Monday, March 7, 2016

A $1.35 million cookie: Verizon settles FCC's "Supercookie" probe

Early Monday morning, the FCC announced it had reached a settlement with Verizon over the wireless giant's practice of injecting a tracking header into websites browsed from a mobile device using Verizon's mobile data network.

On the surface, this seems a huge win for consumer privacy - but the reason why requires a bit of explanation, and the actual implications are a bit more nuanced.


The Federal Communications Commission is the US Federal agency charged with regulating communications by radio, television, wire, satellite, and cable. In late 2014, they began an investigation into complaints that Verizon failed to properly protect its customer's personal information. Specifically, the FCC was interested in a tracking value, unique to the device in use, that Verizon inserted into web pages.

When you browse the web, web servers reply with the content that you see on the screen. The servers also reply with "HTTP headers" - information that helps your browser and the server work together. Headers specify the website name (since more than one site may be hosted at the same IP address - think of how many blogs are hosted by Google's Blogger platform, for example); the preferred language; the type and version of the web browser; the types of content that are acceptable; and various other settings. These headers are typically handled in the background and never seen by the end user.

When browsing across Verizon's wireless data network, Verizon would add an additional header, a Unique Identification Header (or UIDH) containing a value unique to the device.

Advertising trackers are a controversial topic, the merits of which I will not go into here beyond saying that tracking enable websites and advertisers to show you things you might actually be interested in, while simultaneously enabling creepy apparent coincidences and invasions of privacy. The Electronic Frontier Foundation wrote a short summary of the privacy concerns in 2014.

Those strongly against tracking can do a number of things to limit its effectiveness. You can delete cookies. You can use different browsers, or use "Incognito" or "InPrivate" mode. You can even use a "virtual machine." But when the tracker is injected by your Internet provider, nothing you do on your device makes a difference: the unique header is there in the website traffic, available for anyone else to use.

When a unique tracking value is injected by the Internet provider, without the consumer being aware, and with no way to choose not to be tracked, the FCC becomes very interested.

Verizon's Settlement

The settlement consent decree(pdf) published by the FCC states that while Verizon began using UIDH trackers in 2012, it did not disclose the practice until October 2014. It was another 6 months before the company provided a way to opt out of the headers (my selecting to not participate in "Relevant Mobile Advertising"). Even so, unless one intentionally elected not to participate, by default Verizon continued to add the UIDH tracking value.

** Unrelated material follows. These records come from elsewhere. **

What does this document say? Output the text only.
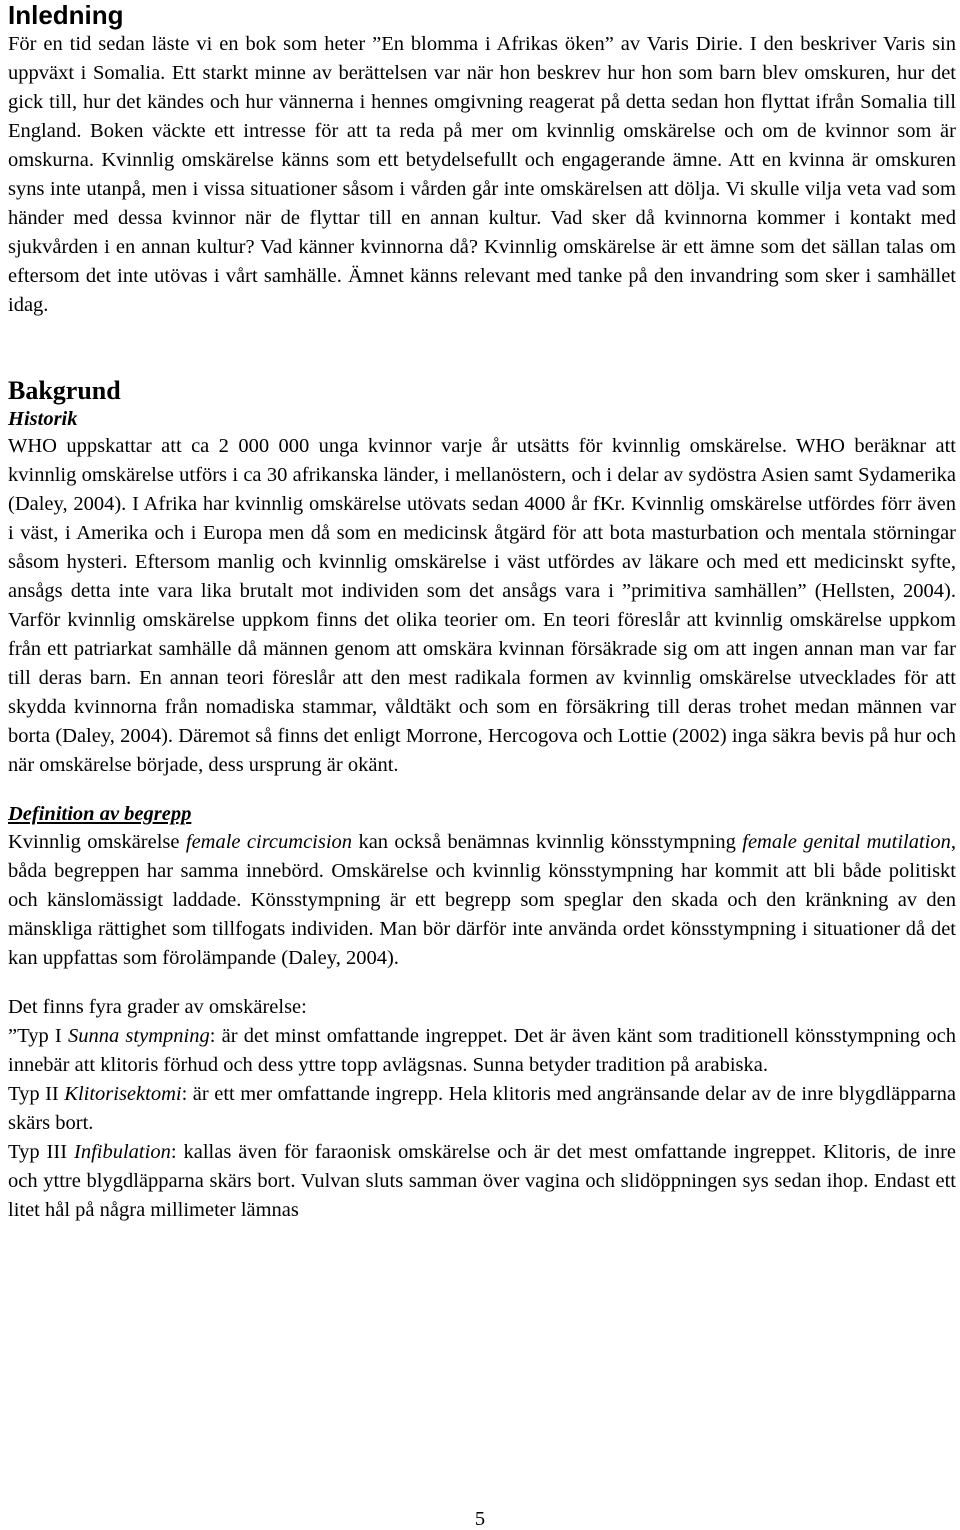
Inledning

För en tid sedan läste vi en bok som heter ”En blomma i Afrikas öken” av Varis Dirie. I den beskriver Varis sin uppväxt i Somalia. Ett starkt minne av berättelsen var när hon beskrev hur hon som barn blev omskuren, hur det gick till, hur det kändes och hur vännerna i hennes omgivning reagerat på detta sedan hon flyttat ifrån Somalia till England. Boken väckte ett intresse för att ta reda på mer om kvinnlig omskärelse och om de kvinnor som är omskurna. Kvinnlig omskärelse känns som ett betydelsefullt och engagerande ämne. Att en kvinna är omskuren syns inte utanpå, men i vissa situationer såsom i vården går inte omskärelsen att dölja. Vi skulle vilja veta vad som händer med dessa kvinnor när de flyttar till en annan kultur. Vad sker då kvinnorna kommer i kontakt med sjukvården i en annan kultur? Vad känner kvinnorna då? Kvinnlig omskärelse är ett ämne som det sällan talas om eftersom det inte utövas i vårt samhälle. Ämnet känns relevant med tanke på den invandring som sker i samhället idag.

Bakgrund
Historik

WHO uppskattar att ca 2 000 000 unga kvinnor varje år utsätts för kvinnlig omskärelse. WHO beräknar att kvinnlig omskärelse utförs i ca 30 afrikanska länder, i mellanöstern, och i delar av sydöstra Asien samt Sydamerika (Daley, 2004). I Afrika har kvinnlig omskärelse utövats sedan 4000 år fKr. Kvinnlig omskärelse utfördes förr även i väst, i Amerika och i Europa men då som en medicinsk åtgärd för att bota masturbation och mentala störningar såsom hysteri. Eftersom manlig och kvinnlig omskärelse i väst utfördes av läkare och med ett medicinskt syfte, ansågs detta inte vara lika brutalt mot individen som det ansågs vara i ”primitiva samhällen” (Hellsten, 2004). Varför kvinnlig omskärelse uppkom finns det olika teorier om. En teori föreslår att kvinnlig omskärelse uppkom från ett patriarkat samhälle då männen genom att omskära kvinnan försäkrade sig om att ingen annan man var far till deras barn. En annan teori föreslår att den mest radikala formen av kvinnlig omskärelse utvecklades för att skydda kvinnorna från nomadiska stammar, våldtäkt och som en försäkring till deras trohet medan männen var borta (Daley, 2004). Däremot så finns det enligt Morrone, Hercogova och Lottie (2002) inga säkra bevis på hur och när omskärelse började, dess ursprung är okänt.

Definition av begrepp

Kvinnlig omskärelse female circumcision kan också benämnas kvinnlig könsstympning female genital mutilation, båda begreppen har samma innebörd. Omskärelse och kvinnlig könsstympning har kommit att bli både politiskt och känslomässigt laddade. Könsstympning är ett begrepp som speglar den skada och den kränkning av den mänskliga rättighet som tillfogats individen. Man bör därför inte använda ordet könsstympning i situationer då det kan uppfattas som förolämpande (Daley, 2004).

Det finns fyra grader av omskärelse:

”Typ I Sunna stympning: är det minst omfattande ingreppet. Det är även känt som traditionell könsstympning och innebär att klitoris förhud och dess yttre topp avlägsnas. Sunna betyder tradition på arabiska.

Typ II Klitorisektomi: är ett mer omfattande ingrepp. Hela klitoris med angränsande delar av de inre blygdläpparna skärs bort.

Typ III Infibulation: kallas även för faraonisk omskärelse och är det mest omfattande ingreppet. Klitoris, de inre och yttre blygdläpparna skärs bort. Vulvan sluts samman över vagina och slidöppningen sys sedan ihop. Endast ett litet hål på några millimeter lämnas

5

On Monday the FCC ordered Verizon to pay a fine of $1,350,000 USD, and to "obtain customer opt-in consent prior to sharing a customer's UIDH with a third party to deliver targeted advertising."

The language used here is a bit less forceful than I would have preferred. While I am not a lawyer, the language suggests to me that Verizon can still insert the tracking headers without consumer consent, but must obtain customer opt-in consent before sharing that UIDH with any advertising partner. The kicker is, if the UIDH is inserted into the webpage, then any other code in the same website (including advertising code) could have access to the header and use it for tracking purposes.

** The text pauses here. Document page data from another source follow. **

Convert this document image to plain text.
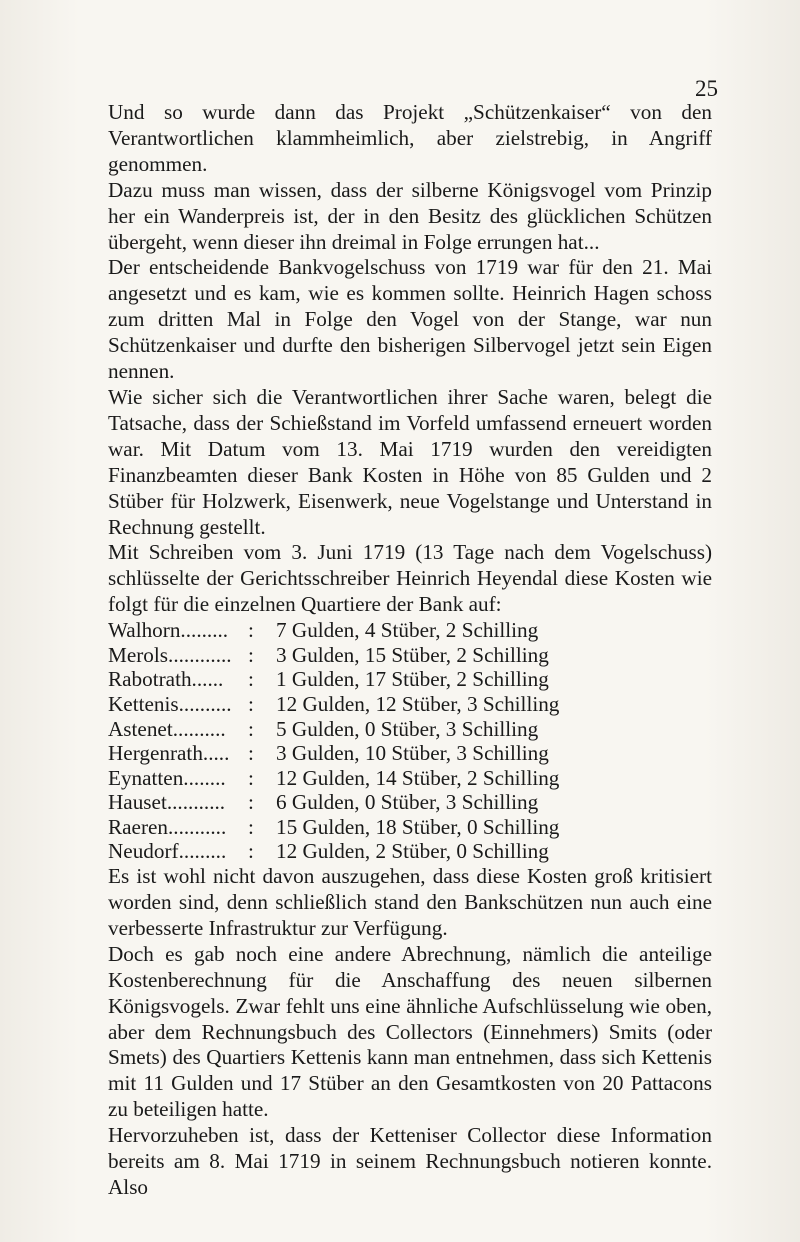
25

Und so wurde dann das Projekt „Schützenkaiser“ von den Verantwortlichen klammheimlich, aber zielstrebig, in Angriff genommen.

Dazu muss man wissen, dass der silberne Königsvogel vom Prinzip her ein Wanderpreis ist, der in den Besitz des glücklichen Schützen übergeht, wenn dieser ihn dreimal in Folge errungen hat...

Der entscheidende Bankvogelschuss von 1719 war für den 21. Mai angesetzt und es kam, wie es kommen sollte. Heinrich Hagen schoss zum dritten Mal in Folge den Vogel von der Stange, war nun Schützenkaiser und durfte den bisherigen Silbervogel jetzt sein Eigen nennen.

Wie sicher sich die Verantwortlichen ihrer Sache waren, belegt die Tatsache, dass der Schießstand im Vorfeld umfassend erneuert worden war. Mit Datum vom 13. Mai 1719 wurden den vereidigten Finanzbeamten dieser Bank Kosten in Höhe von 85 Gulden und 2 Stüber für Holzwerk, Eisenwerk, neue Vogelstange und Unterstand in Rechnung gestellt.

Mit Schreiben vom 3. Juni 1719 (13 Tage nach dem Vogelschuss) schlüsselte der Gerichtsschreiber Heinrich Heyendal diese Kosten wie folgt für die einzelnen Quartiere der Bank auf:

Walhorn.........	:	7 Gulden, 4 Stüber, 2 Schilling
Merols............	:	3 Gulden, 15 Stüber, 2 Schilling
Rabotrath......	:	1 Gulden, 17 Stüber, 2 Schilling
Kettenis..........	:	12 Gulden, 12 Stüber, 3 Schilling
Astenet..........	:	5 Gulden, 0 Stüber, 3 Schilling
Hergenrath.....	:	3 Gulden, 10 Stüber, 3 Schilling
Eynatten........	:	12 Gulden, 14 Stüber, 2 Schilling
Hauset...........	:	6 Gulden, 0 Stüber, 3 Schilling
Raeren...........	:	15 Gulden, 18 Stüber, 0 Schilling
Neudorf.........	:	12 Gulden, 2 Stüber, 0 Schilling

Es ist wohl nicht davon auszugehen, dass diese Kosten groß kritisiert worden sind, denn schließlich stand den Bankschützen nun auch eine verbesserte Infrastruktur zur Verfügung.

Doch es gab noch eine andere Abrechnung, nämlich die anteilige Kostenberechnung für die Anschaffung des neuen silbernen Königsvogels. Zwar fehlt uns eine ähnliche Aufschlüsselung wie oben, aber dem Rechnungsbuch des Collectors (Einnehmers) Smits (oder Smets) des Quartiers Kettenis kann man entnehmen, dass sich Kettenis mit 11 Gulden und 17 Stüber an den Gesamtkosten von 20 Pattacons zu beteiligen hatte.

Hervorzuheben ist, dass der Ketteniser Collector diese Information bereits am 8. Mai 1719 in seinem Rechnungsbuch notieren konnte. Also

Naturally though, there are at least two sides to every question. After tweeting the above, Nate Cardozo - Staff Attorney for the Electronic Frontier Foundation - replied with a different interpretation.

Bottom line? Well, that remains to be seen. With all due respect to Mr. Cardozo, even if Verizon limits the UIDH to Verizon-owned IP blocks, the tracking value can conceivably still be used to uniquely identify the customer. Still, its at least a small win for consumer privacy.